Uber and Snapchat both beef up product security
Move comes after companies criticised over data protection
Uber has faced criticism for how it handles user and driver data
The ride-sharing service Uber, last valued at $40billion, has poached Facebook’s chief security officer Joe Sullivan, a widely respected cyber security expert who has been with the social network for more than five years.
Mr Sullivan, who also spent eight years leading the prosecution of cyber crime at the Department of Justice, will be charged with securing the fast-growing app which collects sensitive data on users’ movements.
The move comes as Snapchat, the disappearing messages app valued last month at $15 billion, released its first transparency report, showing how much data it gives up to governments, and launched its bug bounty programme to encourage cyber security researchers to report flaws in the product.
Travis Kalanick, chief executive of Uber, said he had hired Mr Sullivan to help with the company’s goal to be a “world-class, people-centric protector of privacy”. He said the company had broad ambitions for how to use the data it has on “millions of trips per day in 300 cities in 56 countries”.
“We see opportunities ahead not just in technology, through biometrics and driver monitoring, but in the potential for inspiring collaborations with city and state governments around the world,” he said in a blogpost.

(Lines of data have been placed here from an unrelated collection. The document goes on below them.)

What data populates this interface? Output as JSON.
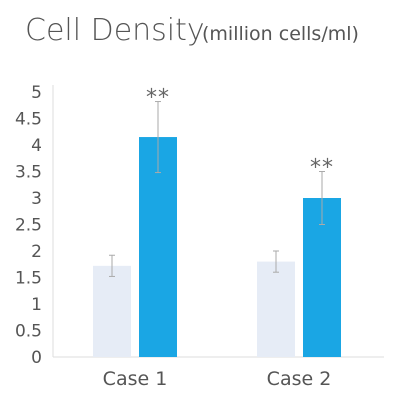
{
  "chart_data": {
    "type": "bar",
    "title": "Cell Density",
    "title_unit": "(million cells/ml)",
    "categories": [
      "Case 1",
      "Case 2"
    ],
    "ylim": [
      0,
      5
    ],
    "yticks": [
      "0",
      "0.5",
      "1",
      "1.5",
      "2",
      "2.5",
      "3",
      "3.5",
      "4",
      "4.5",
      "5"
    ],
    "series": [
      {
        "values": [
          1.72,
          1.8
        ],
        "errors": [
          0.2,
          0.2
        ],
        "color": "#e6ecf6"
      },
      {
        "values": [
          4.15,
          3.0
        ],
        "errors": [
          0.67,
          0.5
        ],
        "color": "#1aa6e4"
      }
    ],
    "annotations": [
      "**",
      "**"
    ],
    "grid": false,
    "legend": "none",
    "axis_color": "#dddddd",
    "error_bar_color": "#aaaaaa"
  }
}
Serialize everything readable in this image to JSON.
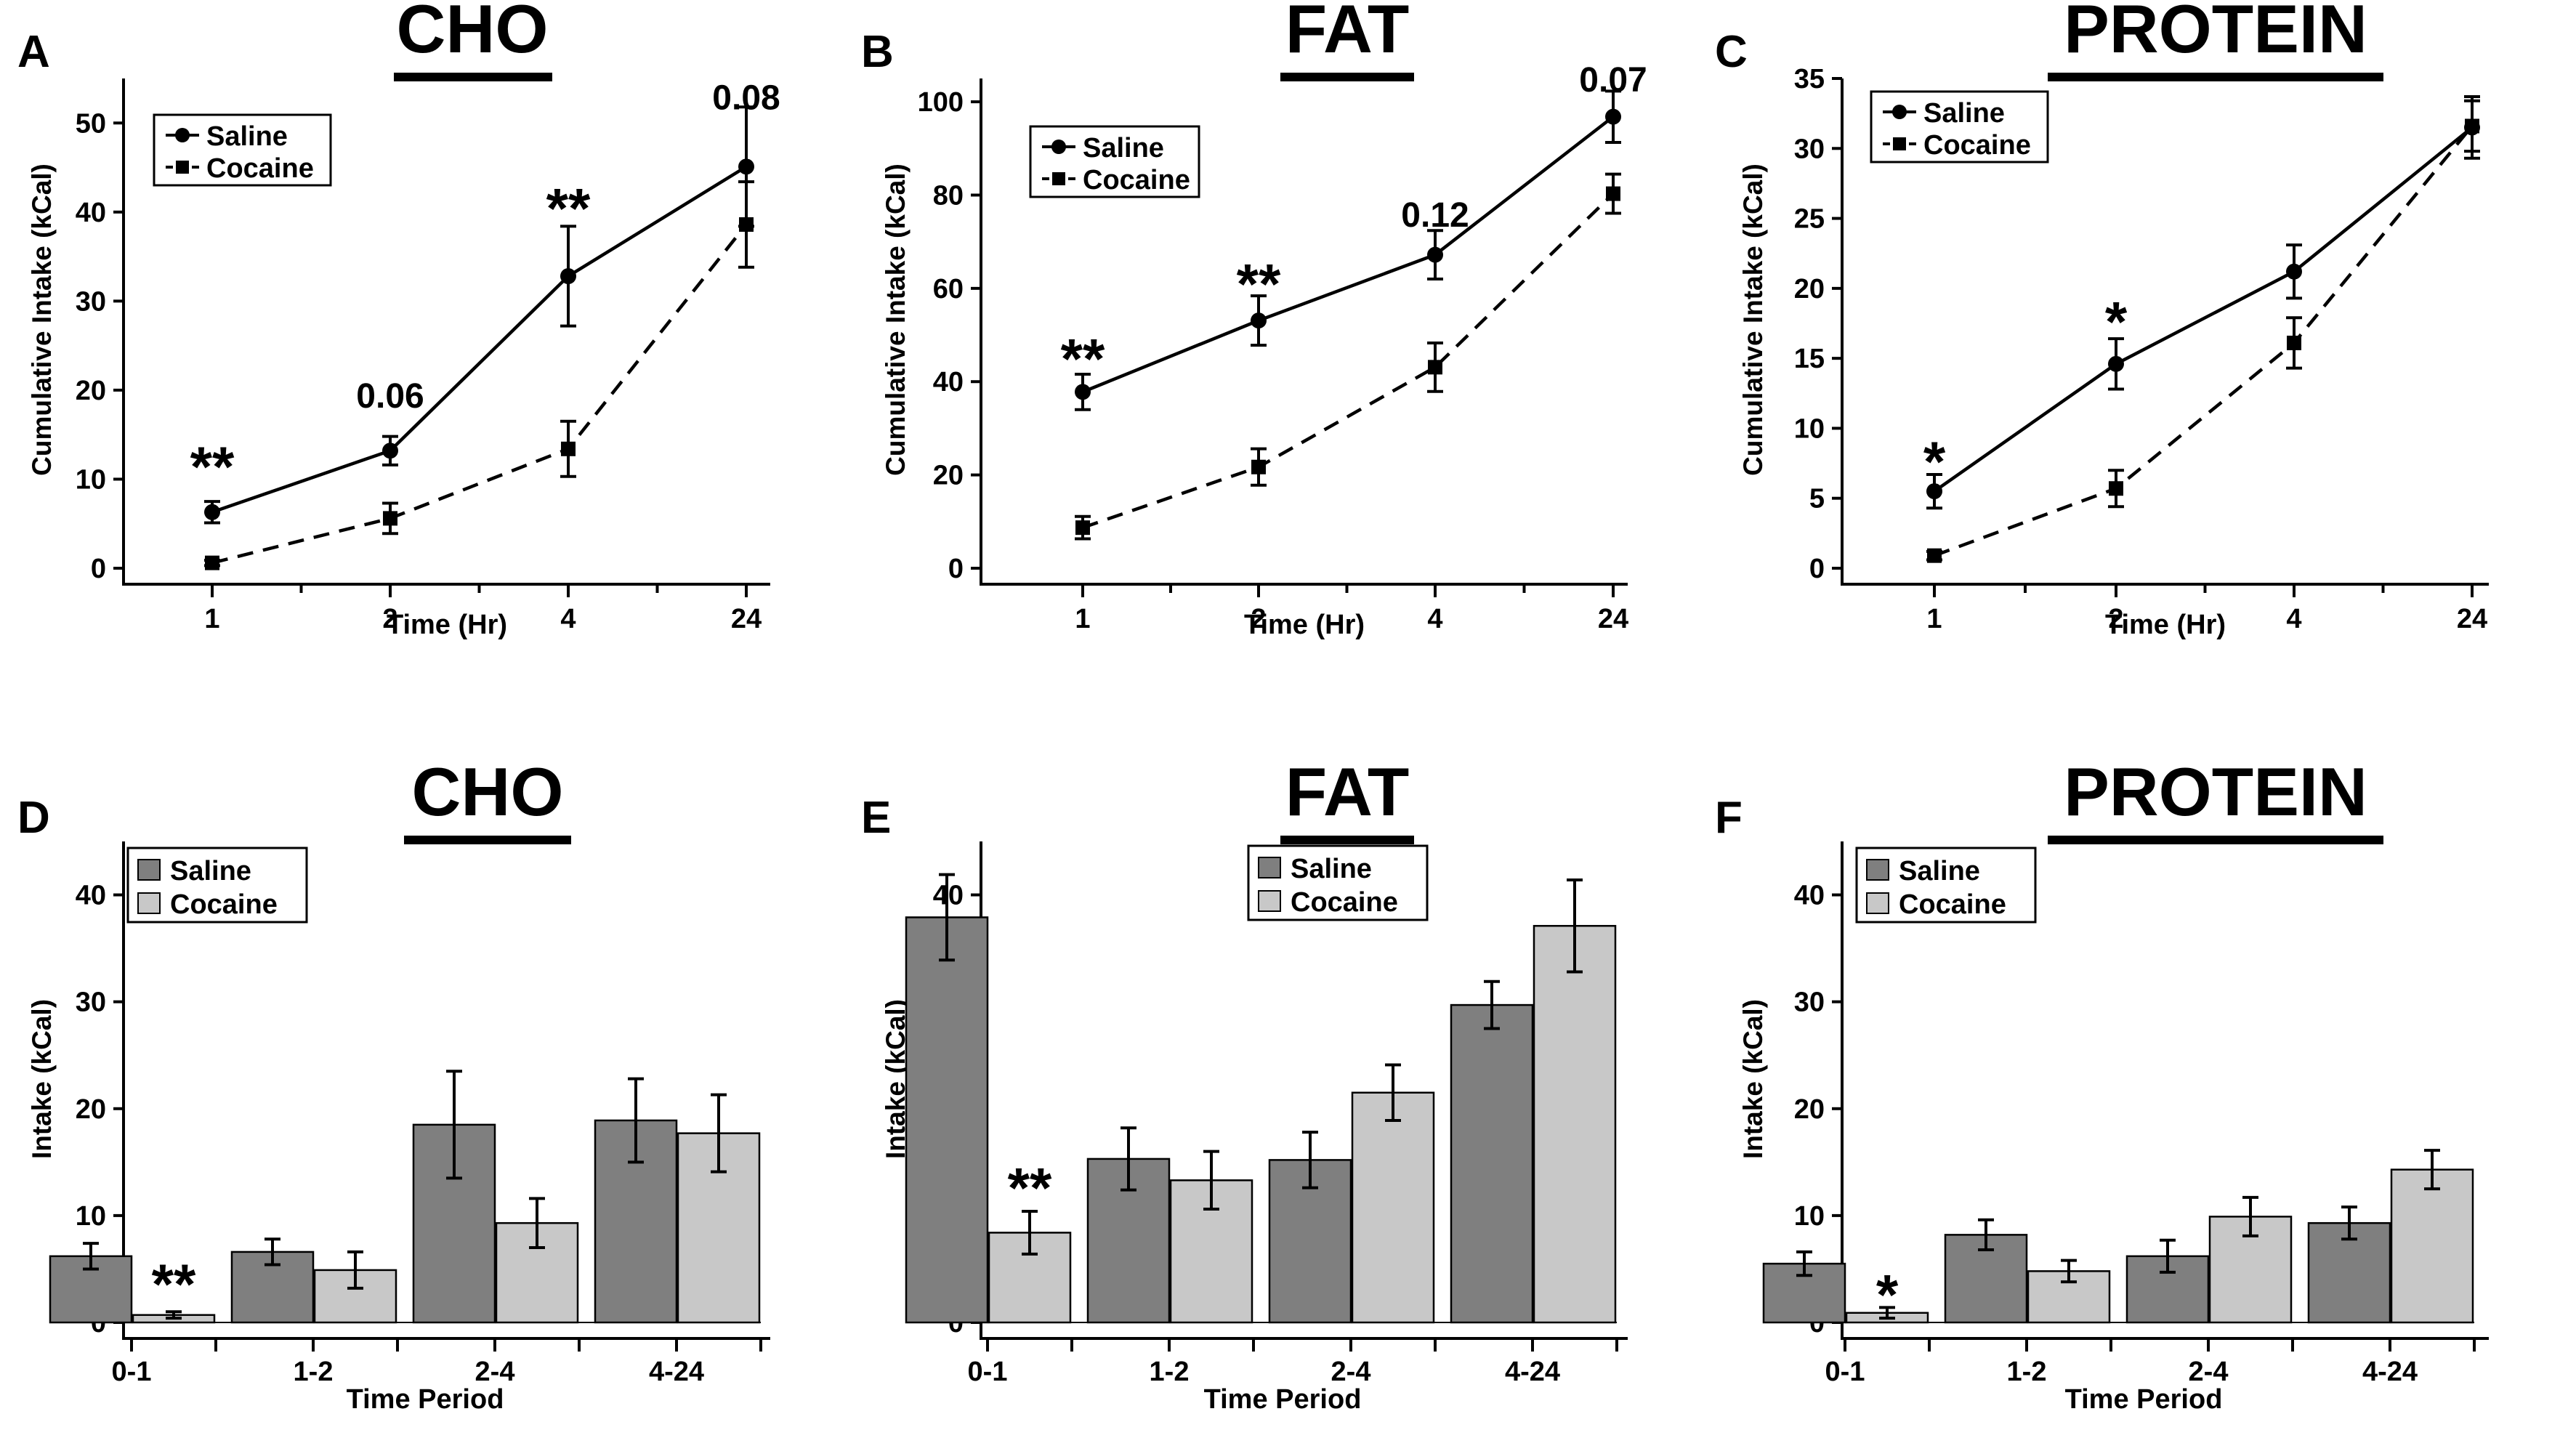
{
  "colors": {
    "saline_bar": "#7f7f7f",
    "cocaine_bar": "#c8c8c8",
    "ink": "#000000"
  },
  "chart_data": [
    {
      "panel_letter": "A",
      "title": "CHO",
      "type": "line",
      "xlabel": "Time (Hr)",
      "ylabel": "Cumulative Intake (kCal)",
      "categories": [
        "1",
        "2",
        "4",
        "24"
      ],
      "ylim": [
        0,
        55
      ],
      "yticks": [
        0,
        10,
        20,
        30,
        40,
        50
      ],
      "legend": {
        "position": "top-left",
        "entries": [
          "Saline",
          "Cocaine"
        ]
      },
      "series": [
        {
          "name": "Saline",
          "style": "solid-circle",
          "values": [
            6.3,
            13.2,
            32.8,
            45.1
          ],
          "errors": [
            1.2,
            1.6,
            5.6,
            6.7
          ]
        },
        {
          "name": "Cocaine",
          "style": "dashed-square",
          "values": [
            0.6,
            5.6,
            13.4,
            38.6
          ],
          "errors": [
            0.3,
            1.7,
            3.1,
            4.8
          ]
        }
      ],
      "annotations": [
        {
          "category": "1",
          "text": "**",
          "kind": "star",
          "y": 12.5
        },
        {
          "category": "2",
          "text": "0.06",
          "kind": "label",
          "y": 19.5
        },
        {
          "category": "4",
          "text": "**",
          "kind": "star",
          "y": 41.5
        },
        {
          "category": "24",
          "text": "0.08",
          "kind": "label",
          "y": 53
        }
      ]
    },
    {
      "panel_letter": "B",
      "title": "FAT",
      "type": "line",
      "xlabel": "Time (Hr)",
      "ylabel": "Cumulative Intake (kCal)",
      "categories": [
        "1",
        "2",
        "4",
        "24"
      ],
      "ylim": [
        0,
        105
      ],
      "yticks": [
        0,
        20,
        40,
        60,
        80,
        100
      ],
      "legend": {
        "position": "top-left",
        "entries": [
          "Saline",
          "Cocaine"
        ]
      },
      "series": [
        {
          "name": "Saline",
          "style": "solid-circle",
          "values": [
            37.8,
            53.1,
            67.2,
            96.8
          ],
          "errors": [
            3.8,
            5.3,
            5.2,
            5.5
          ]
        },
        {
          "name": "Cocaine",
          "style": "dashed-square",
          "values": [
            8.7,
            21.7,
            43.1,
            80.3
          ],
          "errors": [
            2.4,
            3.9,
            5.2,
            4.2
          ]
        }
      ],
      "annotations": [
        {
          "category": "1",
          "text": "**",
          "kind": "star",
          "y": 47
        },
        {
          "category": "2",
          "text": "**",
          "kind": "star",
          "y": 63
        },
        {
          "category": "4",
          "text": "0.12",
          "kind": "label",
          "y": 76
        },
        {
          "category": "24",
          "text": "0.07",
          "kind": "label",
          "y": 105
        }
      ]
    },
    {
      "panel_letter": "C",
      "title": "PROTEIN",
      "type": "line",
      "xlabel": "Time (Hr)",
      "ylabel": "Cumulative Intake (kCal)",
      "categories": [
        "1",
        "2",
        "4",
        "24"
      ],
      "ylim": [
        0,
        35
      ],
      "yticks": [
        0,
        5,
        10,
        15,
        20,
        25,
        30,
        35
      ],
      "legend": {
        "position": "top-left",
        "entries": [
          "Saline",
          "Cocaine"
        ]
      },
      "series": [
        {
          "name": "Saline",
          "style": "solid-circle",
          "values": [
            5.5,
            14.6,
            21.2,
            31.5
          ],
          "errors": [
            1.2,
            1.8,
            1.9,
            2.2
          ]
        },
        {
          "name": "Cocaine",
          "style": "dashed-square",
          "values": [
            0.9,
            5.7,
            16.1,
            31.6
          ],
          "errors": [
            0.3,
            1.3,
            1.8,
            1.8
          ]
        }
      ],
      "annotations": [
        {
          "category": "1",
          "text": "*",
          "kind": "star",
          "y": 8.3
        },
        {
          "category": "2",
          "text": "*",
          "kind": "star",
          "y": 18.3
        }
      ]
    },
    {
      "panel_letter": "D",
      "title": "CHO",
      "type": "bar",
      "xlabel": "Time Period",
      "ylabel": "Intake (kCal)",
      "categories": [
        "0-1",
        "1-2",
        "2-4",
        "4-24"
      ],
      "ylim": [
        0,
        45
      ],
      "yticks": [
        0,
        10,
        20,
        30,
        40
      ],
      "legend": {
        "position": "top-left",
        "entries": [
          "Saline",
          "Cocaine"
        ]
      },
      "series": [
        {
          "name": "Saline",
          "values": [
            6.2,
            6.6,
            18.5,
            18.9
          ],
          "errors": [
            1.2,
            1.2,
            5.0,
            3.9
          ]
        },
        {
          "name": "Cocaine",
          "values": [
            0.7,
            4.9,
            9.3,
            17.7
          ],
          "errors": [
            0.3,
            1.7,
            2.3,
            3.6
          ]
        }
      ],
      "annotations": [
        {
          "category": "0-1",
          "series": "Cocaine",
          "text": "**",
          "kind": "star",
          "y": 4.5
        }
      ]
    },
    {
      "panel_letter": "E",
      "title": "FAT",
      "type": "bar",
      "xlabel": "Time Period",
      "ylabel": "Intake (kCal)",
      "categories": [
        "0-1",
        "1-2",
        "2-4",
        "4-24"
      ],
      "ylim": [
        0,
        45
      ],
      "yticks": [
        0,
        10,
        20,
        30,
        40
      ],
      "legend": {
        "position": "top-right",
        "entries": [
          "Saline",
          "Cocaine"
        ]
      },
      "series": [
        {
          "name": "Saline",
          "values": [
            37.9,
            15.3,
            15.2,
            29.7
          ],
          "errors": [
            4.0,
            2.9,
            2.6,
            2.2
          ]
        },
        {
          "name": "Cocaine",
          "values": [
            8.4,
            13.3,
            21.5,
            37.1
          ],
          "errors": [
            2.0,
            2.7,
            2.6,
            4.3
          ]
        }
      ],
      "annotations": [
        {
          "category": "0-1",
          "series": "Cocaine",
          "text": "**",
          "kind": "star",
          "y": 13.5
        }
      ]
    },
    {
      "panel_letter": "F",
      "title": "PROTEIN",
      "type": "bar",
      "xlabel": "Time Period",
      "ylabel": "Intake (kCal)",
      "categories": [
        "0-1",
        "1-2",
        "2-4",
        "4-24"
      ],
      "ylim": [
        0,
        45
      ],
      "yticks": [
        0,
        10,
        20,
        30,
        40
      ],
      "legend": {
        "position": "top-left",
        "entries": [
          "Saline",
          "Cocaine"
        ]
      },
      "series": [
        {
          "name": "Saline",
          "values": [
            5.5,
            8.2,
            6.2,
            9.3
          ],
          "errors": [
            1.1,
            1.4,
            1.5,
            1.5
          ]
        },
        {
          "name": "Cocaine",
          "values": [
            0.9,
            4.8,
            9.9,
            14.3
          ],
          "errors": [
            0.5,
            1.0,
            1.8,
            1.8
          ]
        }
      ],
      "annotations": [
        {
          "category": "0-1",
          "series": "Cocaine",
          "text": "*",
          "kind": "star",
          "y": 3.5
        }
      ]
    }
  ]
}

Uber has faced criticism for how it handles user and driver data. In February, it said that the personal information of about 50,000 Uber drivers was accessed in a data breach by an unknown third party the previous May, showing it had trouble detecting the attack.
One of the company’s executives, Emil Michael, its senior vice-president of business, also sparked controversy when he was quoted as saying the company should consider hiring private investigators to launch smear campaigns against critical journalists. In an article in BuzzFeed last November, it was alleged that an Uber manager had accessed a journalist’s customer profile to find out her movements without her permission.
Snapchat has also upset some users when they discovered that when using the service through a third party app, some of their supposedly disappearing messages were revealed. Snapchat has always officially banned third party apps but embarked on a crackdown, putting up technical barriers to their use, in the past few months.
The start-up is trying to improve its security by following other, larger technology companies to launch a bug bounty programme, calling on researchers to help it improve its code, any authentication errors and the transmission of data between its mobile apps and servers.
Its first transparency report showed that the US is the country which requests the most data from the app. In the six months ended February, 375 requests were made by law enforcement, 92 per cent of which were complied with, compared with the UK, the second most frequent, which asked for data 10 times and was complied with in only one case.